N.B. A friend was being interviewed for admission to Harvard. He was asked, "What is the most consequential book published in English? There is one right answer." My friend did not come up with the answer, though he did get into Harvard. The answer: Uncle Tom's Cabin by Harriet Beecher Stowe which, more than any other writing, helped America's conscience confront the evil of slavery in its midst.
For del Bracco, encounters with the enormity of evil did not replace moral truth. "Encounter exposed blind spots that had become invisible within accepted moral frameworks," he writes. "Reality did not abolish moral principles; it purified our understanding of them."
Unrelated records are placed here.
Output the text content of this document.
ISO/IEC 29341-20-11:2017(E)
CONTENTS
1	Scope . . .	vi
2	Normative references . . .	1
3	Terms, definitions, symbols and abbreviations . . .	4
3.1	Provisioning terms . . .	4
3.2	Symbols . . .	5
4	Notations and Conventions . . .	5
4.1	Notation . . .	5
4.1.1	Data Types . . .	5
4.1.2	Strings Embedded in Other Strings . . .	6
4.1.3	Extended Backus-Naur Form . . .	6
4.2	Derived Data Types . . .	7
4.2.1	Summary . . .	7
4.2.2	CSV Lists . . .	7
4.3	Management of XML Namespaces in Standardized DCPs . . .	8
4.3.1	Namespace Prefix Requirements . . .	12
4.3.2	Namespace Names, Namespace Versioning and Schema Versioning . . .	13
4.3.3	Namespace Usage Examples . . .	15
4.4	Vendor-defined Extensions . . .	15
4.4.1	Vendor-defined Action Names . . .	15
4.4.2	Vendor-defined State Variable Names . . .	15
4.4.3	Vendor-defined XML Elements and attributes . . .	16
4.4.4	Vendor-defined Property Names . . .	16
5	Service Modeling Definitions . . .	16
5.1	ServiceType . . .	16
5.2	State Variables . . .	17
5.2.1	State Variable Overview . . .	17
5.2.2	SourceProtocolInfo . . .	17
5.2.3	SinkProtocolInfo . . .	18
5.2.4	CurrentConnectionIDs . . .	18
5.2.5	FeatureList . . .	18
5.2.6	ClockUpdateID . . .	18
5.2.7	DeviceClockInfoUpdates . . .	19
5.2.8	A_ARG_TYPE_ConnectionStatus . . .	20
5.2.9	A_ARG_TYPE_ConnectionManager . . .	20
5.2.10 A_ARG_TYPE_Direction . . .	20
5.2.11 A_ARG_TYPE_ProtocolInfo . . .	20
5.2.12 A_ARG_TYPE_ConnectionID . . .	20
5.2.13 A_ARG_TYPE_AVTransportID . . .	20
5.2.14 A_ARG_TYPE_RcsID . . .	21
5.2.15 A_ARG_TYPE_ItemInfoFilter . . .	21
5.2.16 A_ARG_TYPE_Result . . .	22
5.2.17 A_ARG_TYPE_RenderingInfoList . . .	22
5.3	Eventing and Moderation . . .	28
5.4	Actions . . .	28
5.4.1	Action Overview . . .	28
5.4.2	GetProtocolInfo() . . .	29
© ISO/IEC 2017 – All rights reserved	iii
If Barron would stop caricaturing his opponents' positions, he might recognize a powerful argument for the pastoral efficacy of clear moral norms. In our time, many young people feel overwhelmed by our chaotic culture. As the late Duchess of Kent said in explaining her conversion to Catholicism, "I like to know what's expected of me. I like being told: You shall go to church on Sunday and if you don't, you're in for it!" Many of these young converts, and reverts, are like the duchess, and they look to Catholicism precisely in search of firm moral norms. The church must accompany them also.
Here are my wishes. I wish the Barron camp would admit that we all live in history and that our understanding of moral norms is affected by the times in which we live. I wish the Paglia camp would recognize that in this culture of coercive affirmation, experience can be used to distort our moral tradition, not to apply it. And I wish everyone, including me, get better at putting others Christians' arguments in the best light, not the worst.